The Whore of Akron is sloppily edited: a sentence on page 36 begins "I was married when I met her to a potty-mouthed Cleveland girl..." and a sentence on page 57 contains a similarly faulty transposition of words ("I was Demjanjuk's son-in-law following Ed Nishnic up the stairs..."). The book also includes far more information about Raab's sex life than you would ever want or need to know, details that a good editor could have (and should have) removed from the book; this is not to suggest that great writing cannot contain profanity or sexual references: literature can (and does) contain those things but in the case of this book they are unnecessary and gratuitous. Removing those elements from the text would not at all compromise Raab's style or voice; Raab clearly possesses fine writing chops and it is a shame that he did not exercise them more fully. His take on ESPN is accurate, brilliant and concise:

"Now ESPN is throwing money and bandwidth at a new brainchild: the 'Heat Index,' a full-court phalanx of reporters and columnists paying daily homage to the primacy of a single NBA team even as the vast bulk of news coverage of the entire league is dominated and driven by ESPN, which pays the NBA a billion dollars a year for broadcast rights and in turn derives huge profits from the ad time it sells to Nike and all the other companies who are themselves paying hundreds of millions of dollars in endorsement fees to the athletes ESPN's newshounds are paid to cover. Which obviously has nothing whatsoever to do with ESPN pulling a story about LeBron James acting the fool at a Vegas nightclub. Obviously.

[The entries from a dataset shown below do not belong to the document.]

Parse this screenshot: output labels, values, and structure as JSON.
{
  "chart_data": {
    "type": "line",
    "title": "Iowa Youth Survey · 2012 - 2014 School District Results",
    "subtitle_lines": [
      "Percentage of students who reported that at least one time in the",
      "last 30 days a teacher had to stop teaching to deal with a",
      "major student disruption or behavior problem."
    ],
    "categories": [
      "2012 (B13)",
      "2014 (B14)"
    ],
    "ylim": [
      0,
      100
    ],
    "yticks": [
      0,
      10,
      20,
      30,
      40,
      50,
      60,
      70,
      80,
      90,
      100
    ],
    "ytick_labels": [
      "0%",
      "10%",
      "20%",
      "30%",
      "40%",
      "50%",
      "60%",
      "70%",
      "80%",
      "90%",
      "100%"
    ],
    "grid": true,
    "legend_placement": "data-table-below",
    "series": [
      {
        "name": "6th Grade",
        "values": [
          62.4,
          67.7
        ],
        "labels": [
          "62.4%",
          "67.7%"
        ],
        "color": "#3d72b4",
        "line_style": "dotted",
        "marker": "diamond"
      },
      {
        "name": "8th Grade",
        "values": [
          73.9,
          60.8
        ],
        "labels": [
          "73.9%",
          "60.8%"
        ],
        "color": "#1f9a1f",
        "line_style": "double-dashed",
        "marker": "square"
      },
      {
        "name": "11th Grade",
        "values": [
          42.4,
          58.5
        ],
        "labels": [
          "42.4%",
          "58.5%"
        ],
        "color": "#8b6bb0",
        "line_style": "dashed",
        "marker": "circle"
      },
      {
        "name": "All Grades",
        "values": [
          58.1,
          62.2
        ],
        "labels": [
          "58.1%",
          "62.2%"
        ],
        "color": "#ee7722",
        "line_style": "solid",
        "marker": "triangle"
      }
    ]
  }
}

Whatever John Walsh might choose to call it, this isn't credible journalism. It's a daisy chain.

No one with any sense will ever again consider ESPN an honest source of NBA coverage--but if anyone in charge at ESPN or the NBA cared about that, The Decision would never have aired. One ESPN executive said after July 8 that the network expected to have a one-on-one with LeBron as the season approached. The World Wide Leader got what everyone in Cleveland got the past seven years: bupkes."

That passage contained no profanity and no references to Raab's sex life, weight problems or battles with substance abuse. If he had written the whole book in that vain he could have produced a book of enduring significance--but I am not sure how many copies such a book would have sold and, more importantly, I am sure that Raab and his publisher are not sure how many copies such a book would have sold. Instead of sticking with substance, Raab wrote a long hate letter to LeBron James, a missive filled not just with hatred of James but also with self-hatred and hatred of his own family. Raab fully realizes that he has fallen short but he does not care or at least he does not care enough to change his ways: "I was past forty when I began to make real money as a writer, but real money couldn't make a good writer out of me, much less a good man...I am not the man I want to be. Being that man isn't possible--and it doesn't matter." What matters, Raab concludes, "is the effort."

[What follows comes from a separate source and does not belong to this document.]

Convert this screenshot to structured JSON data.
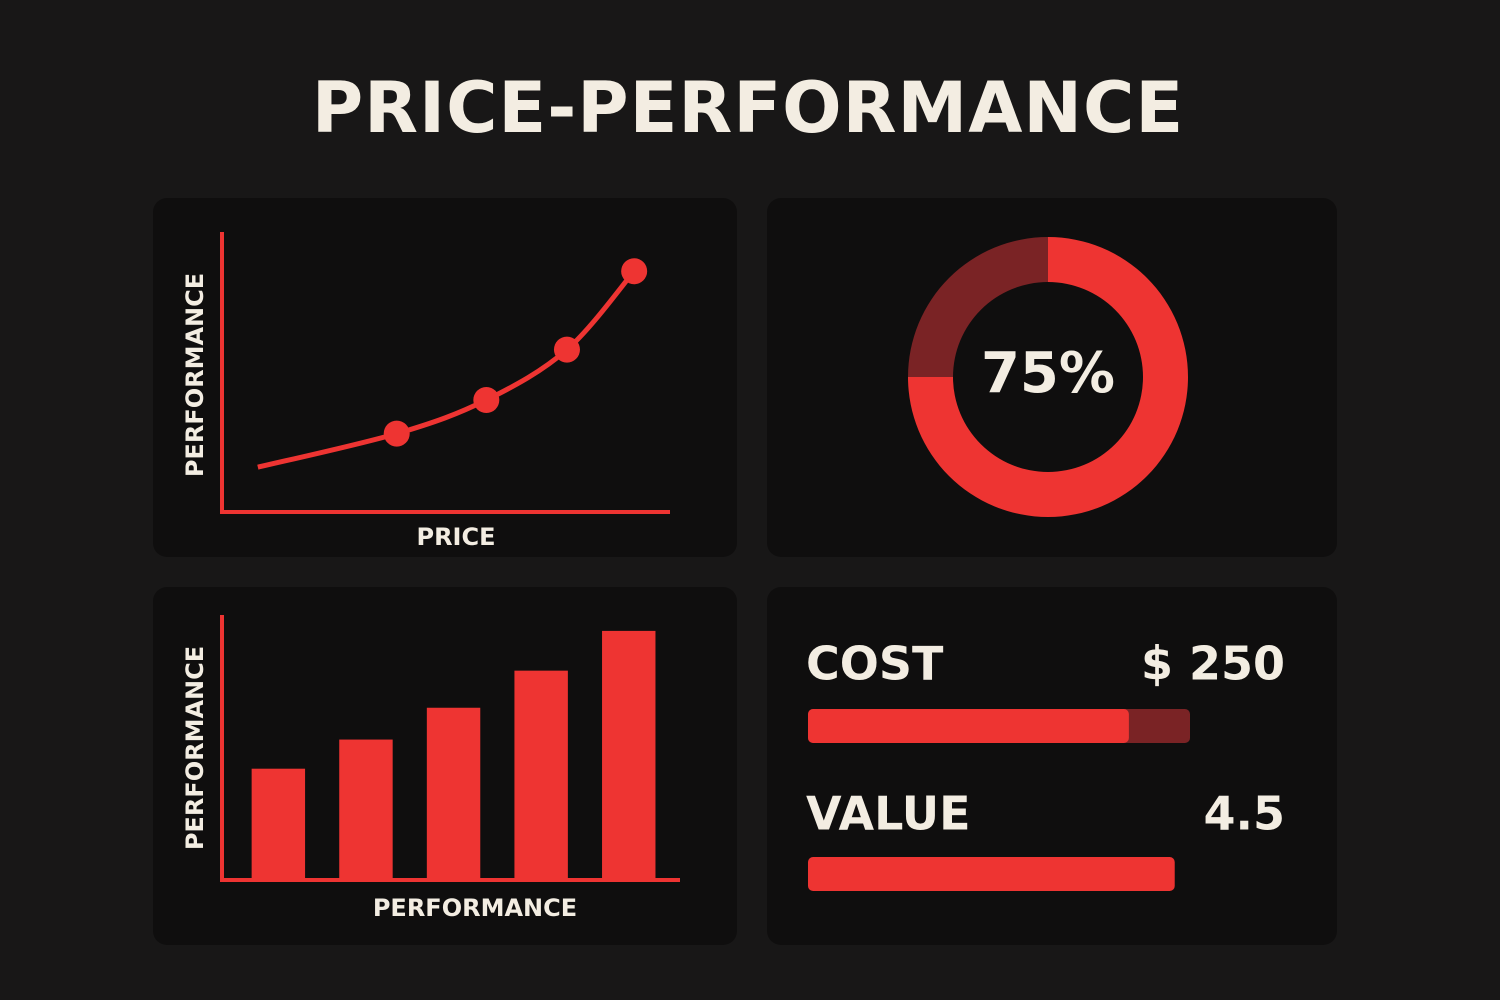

Despite the truths that Raab tells about LeBron James and ESPN, Raab's book is in many ways cut of the same flawed cloth: James is a great player who could be transcendent but--so far--has repeatedly failed on his sport's biggest stage, ESPN has the resources to be a powerful source of important journalism but instead settles for superficiality and mediocrity and Raab is a gifted writer who wastes his talent spewing profanity and providing way too much detailed information about sordid aspects of his personal life.

A great book could be written about the tempest of talent, ego and insecurity that is LeBron James, but Raab only provides tantalizing glimpses of the insights that book would contain.

Labels: , , ,

posted by David Friedman @ 4:27 AM

1 comments

1 Comments:

At Tuesday, January 03, 2012 8:48:00 PM, Blogger Awet M said...

Good expose.

I've a feeling you'll be the one writing that authoritative book on LeBron James once he retires - a balanced one without the gushing fanboy-ism or the vitriol of the jilted Cleveland fan.

But my hope is that one day you'll write an authoritative book on the NBA, sort of like Bill Simmons' Book of Basketball, but minus his Boston Celtics homerism and with your keen analytic views of the game.